Truth be told, Aidan’s newest isn’t exactly merry material. Somewhat of a departure from the man’s habitual fishing grounds – no mean feat for someone whose discography reads like a telephone book – the conceptual premise it is built upon is interesting enough: backed up by a band consisting of soul mate and Nadja acolyte Leah Buckareff on accordion, Laura C. Bates on violin, Nick Storring (Picastro) on cello, Carl Pace (Beta Cloud) on trumpet and Laura Rodie on saxophones, Aidan has penned seven songs dealing with the aforementioned maritime topics and offered each one of them to a different female guest vocalist for them to interpret and lay their voice upon. This obviously makes ‘Already Drowning’ a more song-oriented exercise than could be expected from the Torontonian. Stylistically, the album navigates within the watery realms of post-rock and slowcore – of a distinctively shoegaze persuasion – and though interspersed with enough experimental touches, it will probably require a somewhat broader mind from those more accustomed to the man’s left-field output.

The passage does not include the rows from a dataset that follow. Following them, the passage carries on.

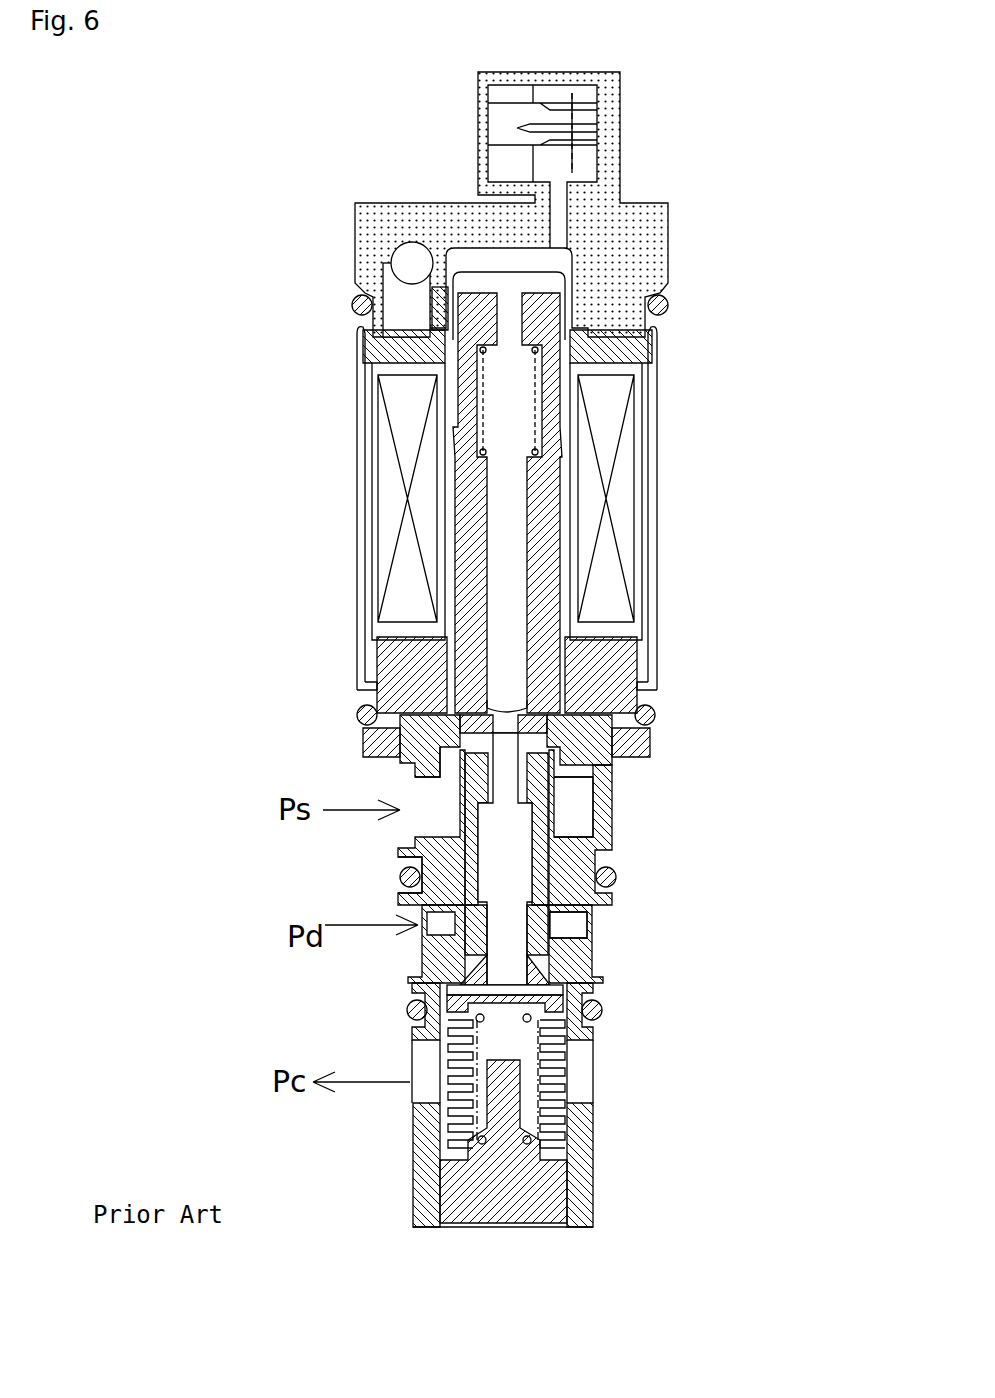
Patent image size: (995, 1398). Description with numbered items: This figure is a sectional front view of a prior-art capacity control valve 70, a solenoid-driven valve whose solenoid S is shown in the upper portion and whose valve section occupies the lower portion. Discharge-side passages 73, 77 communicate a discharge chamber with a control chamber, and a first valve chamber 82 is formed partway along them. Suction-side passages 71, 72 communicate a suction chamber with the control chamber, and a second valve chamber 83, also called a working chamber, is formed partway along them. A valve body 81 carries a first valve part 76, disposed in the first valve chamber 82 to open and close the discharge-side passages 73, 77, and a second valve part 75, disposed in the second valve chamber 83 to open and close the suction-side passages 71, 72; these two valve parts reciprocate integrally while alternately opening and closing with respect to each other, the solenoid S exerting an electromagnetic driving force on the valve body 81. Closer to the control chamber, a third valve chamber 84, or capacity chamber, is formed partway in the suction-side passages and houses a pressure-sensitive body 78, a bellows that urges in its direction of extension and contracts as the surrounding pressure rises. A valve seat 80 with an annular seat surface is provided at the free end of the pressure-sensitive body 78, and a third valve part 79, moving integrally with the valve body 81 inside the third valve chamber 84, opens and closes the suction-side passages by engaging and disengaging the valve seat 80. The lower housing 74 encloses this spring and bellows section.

The control valve 70 is at (297, 455).
The solenoid S is at (362, 493).
The suction-side passage 72 is at (505, 748).
The second valve part 75 is at (560, 788).
The second valve chamber 83 is at (553, 808).
The suction-side passage 71 is at (415, 815).
The valve body 81 is at (563, 880).
The first valve part 76 is at (400, 898).
The first valve chamber 82 is at (550, 927).
The discharge-side passage 77 is at (590, 946).
The discharge-side passage 73 is at (422, 928).
The third valve part 79 is at (550, 970).
The third valve chamber 84 is at (448, 1062).
The valve seat 80 is at (550, 1053).
The bottom housing 74 is at (412, 1090).
The pressure-sensitive body 78 is at (470, 1135).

Opening song ‘Already Drowning’ features fellow Canadian musician Clara Engel. Imagine listening to Portishead on a rainy Sunday morning. In Brighton. In October. And you’ll get an idea just how depressing it can be. Invested of an undeniable power of evocation, it has a sort of 4AD-esque quality to it which lends it a quaint melancholy air. Clocking in at more than eight minutes, it also takes its time to install the mood. Its fuzzy and reverb-drenched sonic pattern is one that will be more or less adhered to by the following two tracks – ‘30 Days/30 Nights’ with American slowcore diva Jessica Baillif and ‘Mélusine’, featuring Valérie Niederoest and Maude Oswald from Swiss indie band Toboggan. Together, they form a trilogy of aquatic sadness that will no doubt delight fans of the aforementioned styles.

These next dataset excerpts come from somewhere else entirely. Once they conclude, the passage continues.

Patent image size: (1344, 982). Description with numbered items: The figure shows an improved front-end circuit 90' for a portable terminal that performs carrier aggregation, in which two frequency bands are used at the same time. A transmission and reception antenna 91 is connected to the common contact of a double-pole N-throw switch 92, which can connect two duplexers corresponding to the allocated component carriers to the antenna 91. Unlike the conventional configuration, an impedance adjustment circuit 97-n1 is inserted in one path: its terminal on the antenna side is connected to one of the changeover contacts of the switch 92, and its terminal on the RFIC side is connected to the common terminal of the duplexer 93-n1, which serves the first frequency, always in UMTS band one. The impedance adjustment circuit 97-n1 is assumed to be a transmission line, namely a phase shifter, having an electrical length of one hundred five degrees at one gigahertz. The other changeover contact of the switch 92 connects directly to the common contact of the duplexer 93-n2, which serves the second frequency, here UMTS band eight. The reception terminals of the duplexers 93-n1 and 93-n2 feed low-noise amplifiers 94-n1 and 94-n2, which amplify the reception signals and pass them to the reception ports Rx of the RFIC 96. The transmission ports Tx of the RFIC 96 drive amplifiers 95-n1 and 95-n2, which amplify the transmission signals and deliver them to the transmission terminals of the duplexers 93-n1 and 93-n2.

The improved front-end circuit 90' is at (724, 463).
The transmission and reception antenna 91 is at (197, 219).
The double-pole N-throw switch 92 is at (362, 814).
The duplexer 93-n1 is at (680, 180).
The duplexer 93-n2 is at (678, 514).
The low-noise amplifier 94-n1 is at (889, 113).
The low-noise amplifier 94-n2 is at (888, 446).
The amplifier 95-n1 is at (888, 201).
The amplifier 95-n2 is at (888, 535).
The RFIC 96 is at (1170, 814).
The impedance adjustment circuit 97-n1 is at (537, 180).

Fourth track, the Philip K. Dick-inspired ‘Mein Zwillinger, Mein Verlorener’, which has Polish-German musician Joanna Kupnicka take care of vocal duties, introduces a subtle mood swing with its disarmingly simple acoustic guitar and accordion accompaniment and offers a welcome respite to the sometimes overburdened indulgence that preceded. The tongue may be different, trading in German for French, but the mood is equally bare on following song ‘Tout Juste sous la Surface, Je Guette’, which sees Québécoise cartoonist and musician Geneviève Castrée lend her child-like pipes (and distinctive French accent) to a track which alternates delicate moments of serenity with noisier interludes and proves one of the more convincing of the lot.

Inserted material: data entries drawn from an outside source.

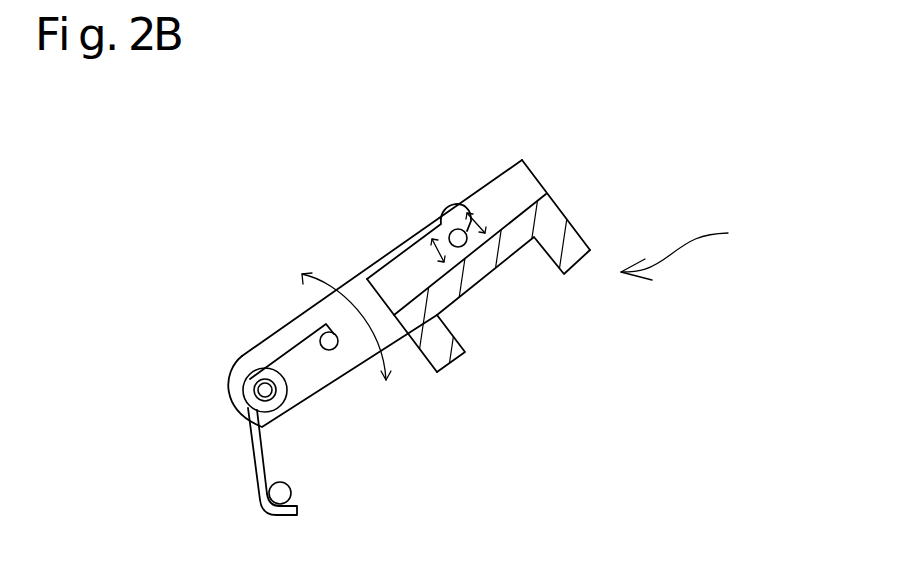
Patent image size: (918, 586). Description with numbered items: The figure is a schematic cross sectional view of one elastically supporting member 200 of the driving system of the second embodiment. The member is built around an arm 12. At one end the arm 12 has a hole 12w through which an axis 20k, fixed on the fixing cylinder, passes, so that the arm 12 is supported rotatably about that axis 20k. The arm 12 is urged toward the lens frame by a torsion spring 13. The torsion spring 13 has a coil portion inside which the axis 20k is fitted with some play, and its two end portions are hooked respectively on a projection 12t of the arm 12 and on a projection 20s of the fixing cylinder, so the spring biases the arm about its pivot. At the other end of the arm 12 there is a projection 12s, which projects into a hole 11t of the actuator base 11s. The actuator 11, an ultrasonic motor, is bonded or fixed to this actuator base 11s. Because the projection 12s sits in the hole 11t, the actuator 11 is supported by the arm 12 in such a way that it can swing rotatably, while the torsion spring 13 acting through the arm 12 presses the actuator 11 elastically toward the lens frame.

The elastically supporting member 200 is at (693, 248).
The actuator 11 is at (569, 258).
The actuator base 11s is at (530, 178).
The hole of the actuator base 11t is at (452, 229).
The arm 12 is at (296, 317).
The projection of the arm 12s is at (440, 210).
The projection of the arm 12t is at (329, 350).
The hole of the arm 12w is at (258, 388).
The axis 20k is at (278, 395).
The projection of the fixing cylinder 20s is at (280, 494).
The torsion spring 13 is at (262, 513).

The following song, the eleven-minute ‘Ice’, gently sung by Liz Hysen (of Toronto sleep rock unit Picastro, whose cellist Nick Storring is also present on the album), offers a nice mixture of noisy trumpet work and more up-tempo feelings – all proportions kept of course. It’s the sort of thing a goldfish could almost wake up to. The mood is decidedly more intimate and jazzy on closing track ‘Lorelei/Common Tongue’, which has Los Angeles-based veteran Carla Bozulich (The Geraldine Fibbers, Evangelista) recite Baker’s lyrics over the kind of depressing soundscapes that would feel at home in a smoky Berlin hang-out in the wee hours of a rainy Saturday morning before the last punters leave the place misty-eyed and sore-throated. A fitting closure to the album, it makes the rest of the songs almost sound cheery in retrospect.
All in all, ‘Already Drowning’ is a mature affair that showcases the well-trained professionalism and growing baggage of the Canadian exile without losing the sense of immediacy and freshness that most artists tend to squander sooner or later into their recording career. Whether people get it or not will wholly depend, I imagine, on whether the particular genres of music showcased here appeal to their audio taste buds and whether they are ready to stand the kind of hopelessly bleak melancholy which the album so proudly wears on its sleeve. As far as this writer is concerned, it was a typical case of very good indeed, just not my cup of tea.